Now, take a sharp knife and poke a small hole in each link to let out any air that might have gotten trapped inside.
TA-DA! You made sausage!
They’ll keep for 3 days in the refrigerator or about six months in the freezer. Cook them for 7 minutes on each side until they’re cooked through – they’re so delicious!
Fry up your sage sausages for breakfast or dinner, or use them to make one of these recipes:
- Sausage Stuffed Acorn Squash
- Zucchini and Sausage in Pink Sauce
- Roast Sausages with Apples and Parsnips
- Baked Risotto with Sausage and Kale
- Cassoulet with White Beans, Sausage & Turkey
- 3 pounds pork shoulder
- 1 ½ tablespoons salt
- 1 tablespoon freshly ground black pepper
- 2 tablespoons minced toasted garlic
- ½ cup fresh minced sage
- 1 ounce white wine
- 2 cups ice water
- 1 small container sausage casing
- Grind the pork through a coarse grinding plate. Place into a chilled bowl set into a larger bowl of ice. Using your hands or a wooden spoon, mix in the salt until well blended. Mix in the pepper, garlic, and sage.
- Add the white wine and test the consistency by pressing a small ball of meat into the bowl of a spoon and turning the spoon upside down; if the sausage stays for 5 seconds before falling, you’re ready to go! If not, add ice water little by little until you achieve the right balance.
- Form into patties or stuff into casings (see interactions above).
- Cook for 7 minutes on each side or until done.
4 thoughts on “Sausage Making 101: Classic Sage Sausage Recipe”
Traditionally a summer sausage (like salami or bologna) has additional added salt and is smoked and dried so thoroughly it can be stored during summer without refrigeration. (They’ve been making it since before refrigerators were invented, and butchers and deli workers used to hang them in an unrefrigerated window) Today we use less salt and less cooking on our lunchmeats so refrigerating them is a must.
Winter sausage or “fresh sausage,” is what we eat at McDonald’s today, and what you probably had for breakfast, it is not preserved because winter temperatures will do the job.

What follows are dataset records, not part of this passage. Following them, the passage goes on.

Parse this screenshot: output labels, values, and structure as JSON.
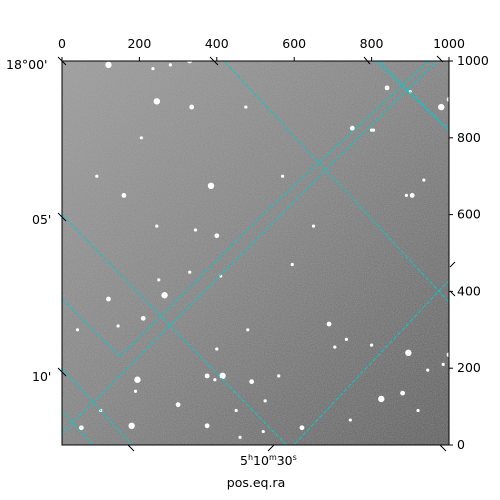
{
  "chart_data": {
    "type": "image-wcs",
    "xlabel": "pos.eq.ra",
    "x_axis_top": {
      "ticks": [
        0,
        200,
        400,
        600,
        800,
        1000
      ],
      "tick_labels": [
        "0",
        "200",
        "400",
        "600",
        "800",
        "1000"
      ]
    },
    "y_axis_right": {
      "ticks": [
        0,
        200,
        400,
        600,
        800,
        1000
      ],
      "tick_labels": [
        "0",
        "200",
        "400",
        "600",
        "800",
        "1000"
      ]
    },
    "dec_labels": [
      "18°00'",
      "05'",
      "10'"
    ],
    "ra_label": {
      "h": "5",
      "m": "10",
      "s": "30"
    },
    "grid_color": "#00cccc",
    "image_colormap": "gray",
    "grid_lines": [
      [
        [
          0,
          1000
        ],
        [
          400,
          1020
        ]
      ],
      [
        [
          400,
          1020
        ],
        [
          1030,
          340
        ]
      ],
      [
        [
          0,
          600
        ],
        [
          580,
          0
        ]
      ],
      [
        [
          0,
          30
        ],
        [
          700,
          735
        ]
      ],
      [
        [
          700,
          735
        ],
        [
          1000,
          1030
        ]
      ],
      [
        [
          0,
          200
        ],
        [
          200,
          -20
        ]
      ],
      [
        [
          0,
          380
        ],
        [
          150,
          230
        ]
      ],
      [
        [
          150,
          230
        ],
        [
          540,
          620
        ]
      ],
      [
        [
          540,
          620
        ],
        [
          980,
          1030
        ]
      ],
      [
        [
          790,
          1030
        ],
        [
          1000,
          820
        ]
      ],
      [
        [
          0,
          90
        ],
        [
          80,
          0
        ]
      ],
      [
        [
          780,
          1030
        ],
        [
          1020,
          800
        ]
      ],
      [
        [
          580,
          -20
        ],
        [
          1020,
          450
        ]
      ],
      [
        [
          1000,
          0
        ],
        [
          1020,
          20
        ]
      ]
    ],
    "stars": [
      [
        120,
        990
      ],
      [
        235,
        980
      ],
      [
        280,
        990
      ],
      [
        330,
        1000
      ],
      [
        570,
        700
      ],
      [
        205,
        800
      ],
      [
        335,
        880
      ],
      [
        245,
        895
      ],
      [
        475,
        880
      ],
      [
        750,
        825
      ],
      [
        800,
        820
      ],
      [
        805,
        820
      ],
      [
        840,
        930
      ],
      [
        900,
        920
      ],
      [
        980,
        880
      ],
      [
        1000,
        900
      ],
      [
        935,
        690
      ],
      [
        890,
        650
      ],
      [
        905,
        650
      ],
      [
        1020,
        600
      ],
      [
        650,
        570
      ],
      [
        385,
        675
      ],
      [
        345,
        560
      ],
      [
        245,
        570
      ],
      [
        160,
        650
      ],
      [
        90,
        700
      ],
      [
        145,
        310
      ],
      [
        210,
        330
      ],
      [
        265,
        390
      ],
      [
        330,
        450
      ],
      [
        400,
        545
      ],
      [
        595,
        470
      ],
      [
        480,
        300
      ],
      [
        375,
        180
      ],
      [
        395,
        170
      ],
      [
        415,
        180
      ],
      [
        490,
        165
      ],
      [
        560,
        180
      ],
      [
        400,
        250
      ],
      [
        690,
        315
      ],
      [
        735,
        275
      ],
      [
        800,
        260
      ],
      [
        895,
        240
      ],
      [
        945,
        195
      ],
      [
        985,
        210
      ],
      [
        1000,
        235
      ],
      [
        705,
        255
      ],
      [
        920,
        90
      ],
      [
        880,
        135
      ],
      [
        825,
        120
      ],
      [
        745,
        65
      ],
      [
        620,
        45
      ],
      [
        520,
        35
      ],
      [
        460,
        20
      ],
      [
        375,
        50
      ],
      [
        190,
        140
      ],
      [
        180,
        50
      ],
      [
        50,
        45
      ],
      [
        100,
        90
      ],
      [
        40,
        300
      ],
      [
        120,
        380
      ],
      [
        250,
        430
      ],
      [
        410,
        440
      ],
      [
        195,
        170
      ],
      [
        450,
        90
      ],
      [
        525,
        115
      ],
      [
        300,
        105
      ]
    ]
  }
}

I grew up on a farm, we slaughtered our own hogs, and made our own sausage. A standard sausage recipe is
– 2 lbs of pork from the roughest toughest, toughest cut of the animal,
– 1 lb of pork fat (adjusted slightly according to how fatty your choice of pork-cut is
– 1 lb of “variety meat,” the liver, kidney, brains etc. whatever it is that you normally don’t eat
Season to taste.
You can make anything from German sausage to Italian sausage to currywurst to Mexican chorizo, to sage sausage, to bologna so this varies a lot, but standard seasoning is as follows:
1 tablespoon of salt
½ tablespoon of black pepper
½ tablespoon of garlic powder
½ tablespoon of ground dried sage
Beer or wine to taste.
Onions or scallions to taste
Grind coarsely (like hamburger) for most sausages, grind very finely and cook or smoke for lunchmeat.
To make liverwurst you must use 33% liver (typically smoked ahead of time). To make Braunschweiger (a heavenly form of liverwurst) you must also use a lot of bacon. You thought liver and onions don’t taste good. You were making them wrong.
Where do you buy the casings?
Great job! I am not sure that I will have the patience to make this…but I sure hope a friend of mine does!